Africa Leadership

South Africa’s President Cyril Ramaphosa vows to end corruption

South African President Cyril Ramaphosa delivers a speech as he joins Muslims leaders to share iftar, the sunset meal to break Ramadan fast.

South Africa’s President Ramaphosa vowed to root out corruption at an Iftar dinner in Cape Town with business leaders and the clergy.

Ramaphosa’s comments come amid a political turning point this week after the ruling party suspended its secretary-general, Elias Magashule, over graft charges.

But a defiant Magashule, who is the first top party official to be temporarily forced out under a new policy aimed at turning the page on a litany of graft scandals, said he was not going anywhere. Instead, he said he was suspending Ramaphosa from his position as ANC president.

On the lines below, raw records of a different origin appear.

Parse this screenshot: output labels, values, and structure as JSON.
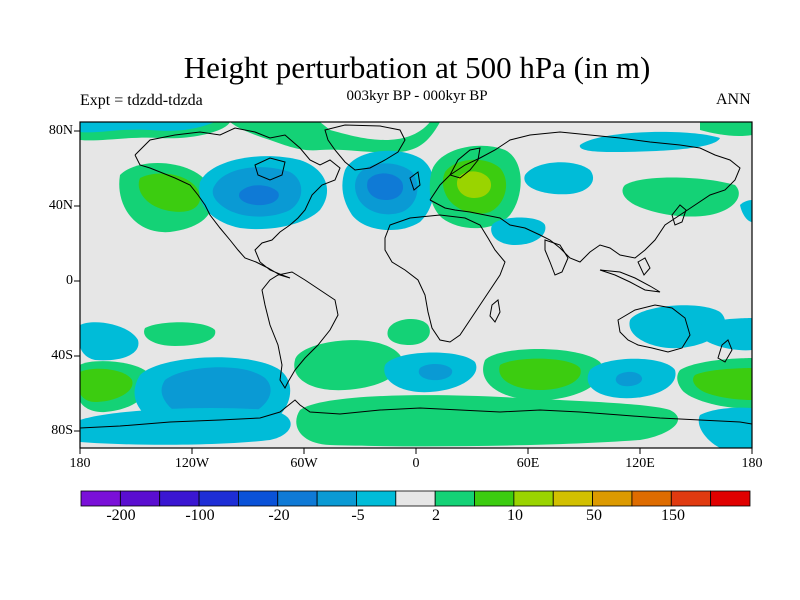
{
  "title": "Height perturbation at 500 hPa (in m)",
  "subtitle": "003kyr BP - 000kyr BP",
  "left_label": "Expt = tdzdd-tdzda",
  "right_label": "ANN",
  "lat_labels": [
    "80N",
    "40N",
    "0",
    "40S",
    "80S"
  ],
  "lon_labels": [
    "180",
    "120W",
    "60W",
    "0",
    "60E",
    "120E",
    "180"
  ],
  "colorbar": {
    "labels": [
      "-200",
      "-100",
      "-20",
      "-5",
      "2",
      "10",
      "50",
      "150"
    ],
    "colors": [
      "#7a10d8",
      "#5a0ed0",
      "#3a16d2",
      "#1e2ed6",
      "#0a52d8",
      "#0f7ad6",
      "#0a9ad4",
      "#00bcd8",
      "#e6e6e6",
      "#14d276",
      "#3ccc10",
      "#9ad400",
      "#d2c000",
      "#dc9a00",
      "#de6c00",
      "#e03a10",
      "#e00000"
    ]
  },
  "map": {
    "background": "#e6e6e6",
    "level_colors": {
      "-20": "#0f7ad6",
      "-5": "#0a9ad4",
      "-2": "#00bcd8",
      "2": "#14d276",
      "10": "#3ccc10",
      "50": "#9ad400"
    }
  }
}
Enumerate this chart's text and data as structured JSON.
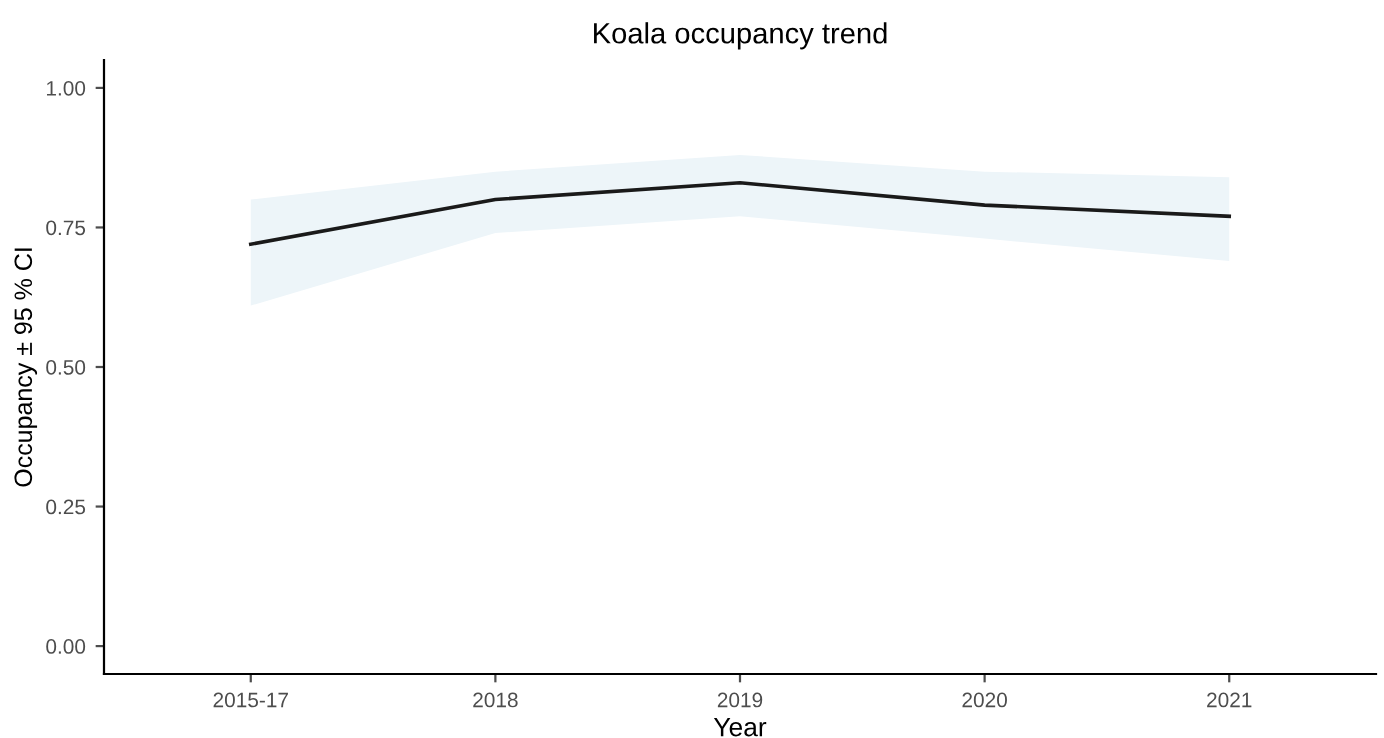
{
  "chart_data": {
    "type": "line",
    "title": "Koala occupancy trend",
    "xlabel": "Year",
    "ylabel": "Occupancy ± 95 % CI",
    "categories": [
      "2015-17",
      "2018",
      "2019",
      "2020",
      "2021"
    ],
    "series": [
      {
        "color": "#1a1a1a",
        "values": [
          0.72,
          0.8,
          0.83,
          0.79,
          0.77
        ],
        "lower": [
          0.61,
          0.74,
          0.77,
          0.73,
          0.69
        ],
        "upper": [
          0.8,
          0.85,
          0.88,
          0.85,
          0.84
        ]
      }
    ],
    "ylim": [
      -0.05,
      1.05
    ],
    "yticks": [
      {
        "value": 0,
        "label": "0.00"
      },
      {
        "value": 0.25,
        "label": "0.25"
      },
      {
        "value": 0.5,
        "label": "0.50"
      },
      {
        "value": 0.75,
        "label": "0.75"
      },
      {
        "value": 1,
        "label": "1.00"
      }
    ],
    "grid": false,
    "line_style": "solid",
    "marker": "none"
  }
}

“Many steps are being taken to rid our country of corruption. And those who are corrupt, who have pursued corrupt ways will continue to fight and fight to the end because their life revolves around corruption. But we will end it and they will go where they belong,” Ramaphosa said.

Magashule, 61, was given a 30-day ultimatum on March 30 to step aside after being charged with embezzling public funds while he was premier of the Free State province.

He ignored the deadline and refused to resign voluntarily, forcing the party to suspend him.

“You are hereby temporarily suspended with effect from 3 May 2021 until the final outcome of your court proceedings,” his deputy Jessie Duarte informed Magashule of his suspension in a letter.

The letter, dated Monday and leaked to the media on Wednesday, said the decision to suspend him would be “in the best interest of the organisation”.

Charges against Magashule relate to public funds that were set aside to vet government-built housing with asbestos roofs in 2014 when he headed the provincial government, dubbed a “gangster state” in a book by investigative journalist Pieter-Louis Myburgh.

The hazardous roofs were never removed, and investigators believe that the equivalent of over $12 million (10 million euros) was pocketed.

Magashule was briefly arrested in November and granted bail on graft charges. He is next expected to appear before a high court in August.

Ramaphosa vowed to fight corruption after taking over from the scandal-hit Jacob Zuma in 2018.

The African National Congress (ANC) of Nelson Mandela, which has been ruling the country since the end of white minority rule in 1994, has been at pains to clean up its image, marred by years of graft.

The historic party has been suffering a decline in support in elections in recent years. The country goes to local government polls in October this year.

John Steenhuisen, leader of the main opposition Democratic Alliance party, said it was not enough to just suspend Magashule, demanding that the party make sure that “he is put behind bars”.